Despite the many warning signs that came to light in the bloody aftermath, police and university officials offered no clues as to exactly what set Cho off on the deadliest shooting rampage in modern U.S. history. "He was a loner, and we're having difficulty finding information about him," school spokesman Larry Hincker said. A student who attended Virginia Tech last fall provided obscenity- and violence-laced screenplays that he said Cho wrote as part of a playwriting class they both took. One was about a fight between a stepson and his stepfather, and involved throwing of hammers and attacks with a chainsaw. Another was about students fantasizing about stalking and killing a teacher who sexually molested them. "When we read Cho's plays, it was like something out of a nightmare. The plays had really twisted, macabre violence that used weapons I wouldn't have even thought of," former classmate Ian McFarlane, now an AOL employee, wrote in a blog posted on an AOL Web site.
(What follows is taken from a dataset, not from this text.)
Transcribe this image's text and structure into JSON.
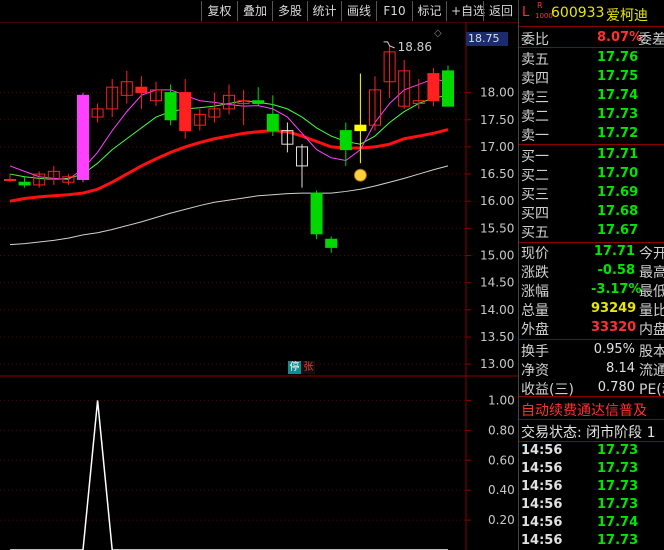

He said he and other students "were talking to each other with serious worry about whether he could be a school shooter."
"We always joked we were just waiting for him to do something, waiting to hear about something he did," said another classmate, Stephanie Derry. "But when I got the call it was Cho who had done this, I started crying, bawling." Professor Carolyn Rude, chairwoman of the university's English department, said Cho's writing was so disturbing that he had been referred to the university's counseling service. "Sometimes, in creative writing, people reveal things and you never know if it's creative or if they're describing things, if they're imagining things or just how real it might be," Rude said. "But we're all alert to not ignore things like this." She said she did not know when he was referred for counseling, or what the outcome was. Rude refused to release any of his writings or his grades, citing privacy laws. The counseling service refused to comment.
Cho - who arrived in the United States as boy from South Korea in 1992 and was raised in suburban Washington, D.C., where his parents worked at a dry cleaners - left a note in his dorm room that was found after the bloodbath. A government official, who spoke of condition of anonymity because he had not
been authorized to discuss details of the case, said the note had been described
to him as "anti-woman, anti-rich kid."